Daniel A. Escobar Portillo
Delegado episcopal de Liturgia de Madrid
Delegado episcopal de Liturgia de Madrid
Evangelio
En aquel tiempo, llegó Jesús a una ciudad de
Samaría llamado Sicar, cerca del campo que dio Jacob a su hijo José; allí
estaba el pozo de Jacob. Jesús, cansado del camino, estaba allí sentado junto
al pozo. Era hacia la hora sexta. Llega una mujer de Samaría a sacar agua, y
Jesús le dice: «Dame de beber». Sus discípulos se habían ido al pueblo a comprar
comida.

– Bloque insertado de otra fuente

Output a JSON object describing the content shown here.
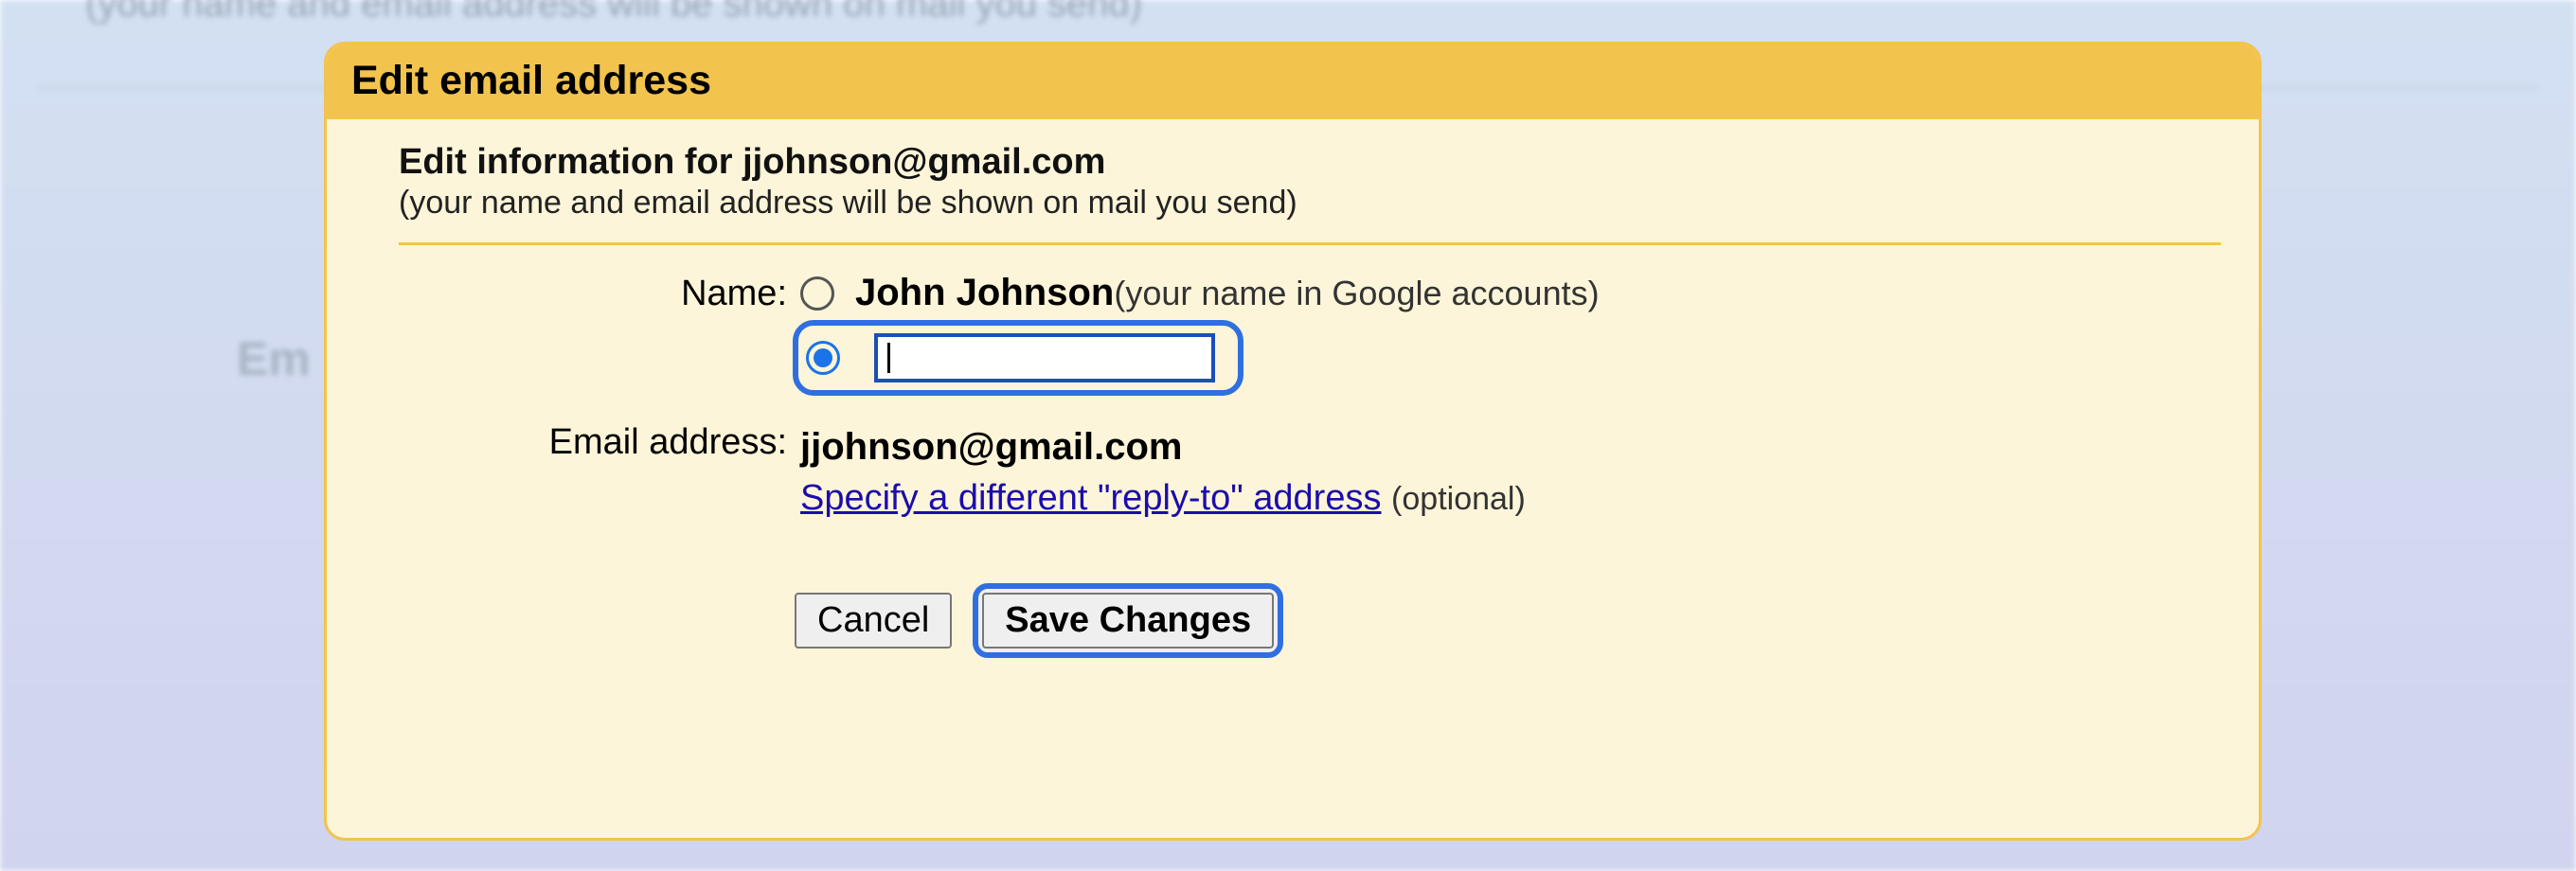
{
  "background": {
    "hint_line": "(your name and email address will be shown on mail you send)",
    "left_label": "Em"
  },
  "dialog": {
    "title": "Edit email address",
    "info_heading_prefix": "Edit information for ",
    "info_email": "jjohnson@gmail.com",
    "info_sub": "(your name and email address will be shown on mail you send)",
    "name_label": "Name:",
    "default_name": "John Johnson",
    "default_name_hint": "(your name in Google accounts)",
    "custom_name_value": "",
    "email_label": "Email address:",
    "email_value": "jjohnson@gmail.com",
    "reply_to_link": "Specify a different \"reply-to\" address",
    "reply_to_optional": "(optional)",
    "cancel": "Cancel",
    "save": "Save Changes",
    "name_radio_selected": "custom"
  }
}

La samaritana le dice: «¿Cómo tú, siendo judío, me pides de beber a mí,
que soy samaritana?» (porque los judíos no se tratan con los samaritanos).
Jesús le contestó: «Si conocieras el don de Dios y quién es el que te dice
“dame de beber”, le pedirías tú, y él te daría agua viva». La mujer le dice:
«Señor, si no tienes cubo, y el pozo es hondo, ¿de dónde sacas el agua viva?;
¿eres tú más que nuestro padre Jacob, que nos dio este pozo, y de él bebieron
él y sus hijos y sus ganados?». Jesús le contestó: «El que bebe de esta agua
vuelve a tener sed; pero el que beba del agua que yo le daré nunca más tendrá
sed: el agua que yo le daré se convertirá dentro de él en un surtidor de agua
que salta hasta la vida eterna». La mujer le dice: «Señor, dame esa agua: así
no tendré más sed, ni tendré que venir aquí a sacarla. Veo que tú eres un
profeta. Nuestros padres dieron culto en este monte, y vosotros decís que el
sitio donde se debe dar culto está en Jerusalén». Jesús le dice: «Créeme,
mujer: se acerca la hora en que ni en este monte ni en Jerusalén adoraréis al
Padre. Vosotros adoráis a uno que no conocéis; nosotros adoramos a uno que
conocemos, porque la salvación viene de los judíos. Pero se acerca la hora, ya
está aquí, en que los verdaderos adoradores adorarán al Padre en espíritu y
verdad, porque el Padre desea que lo adoren así. Dios es espíritu, y los que lo
adoran deben hacerlo en espíritu y verdad». La mujer le dice: «Sé que va a
venir el Mesías, el Cristo; cuando venga, Él nos lo dirá todo». Jesús le dice:
«Soy yo, el que habla contigo».
En aquel pueblo muchos creyeron en Él. Así,
cuando llegaron a verlo los samaritanos, le rogaban que se quedara con ellos. Y
se quedó allí dos días. Todavía creyeron muchos más por su predicación, y
decían a la mujer: «Ya no creemos por lo que tú dices; nosotros mismos lo hemos
oído y sabemos que Él es de verdad el Salvador del mundo».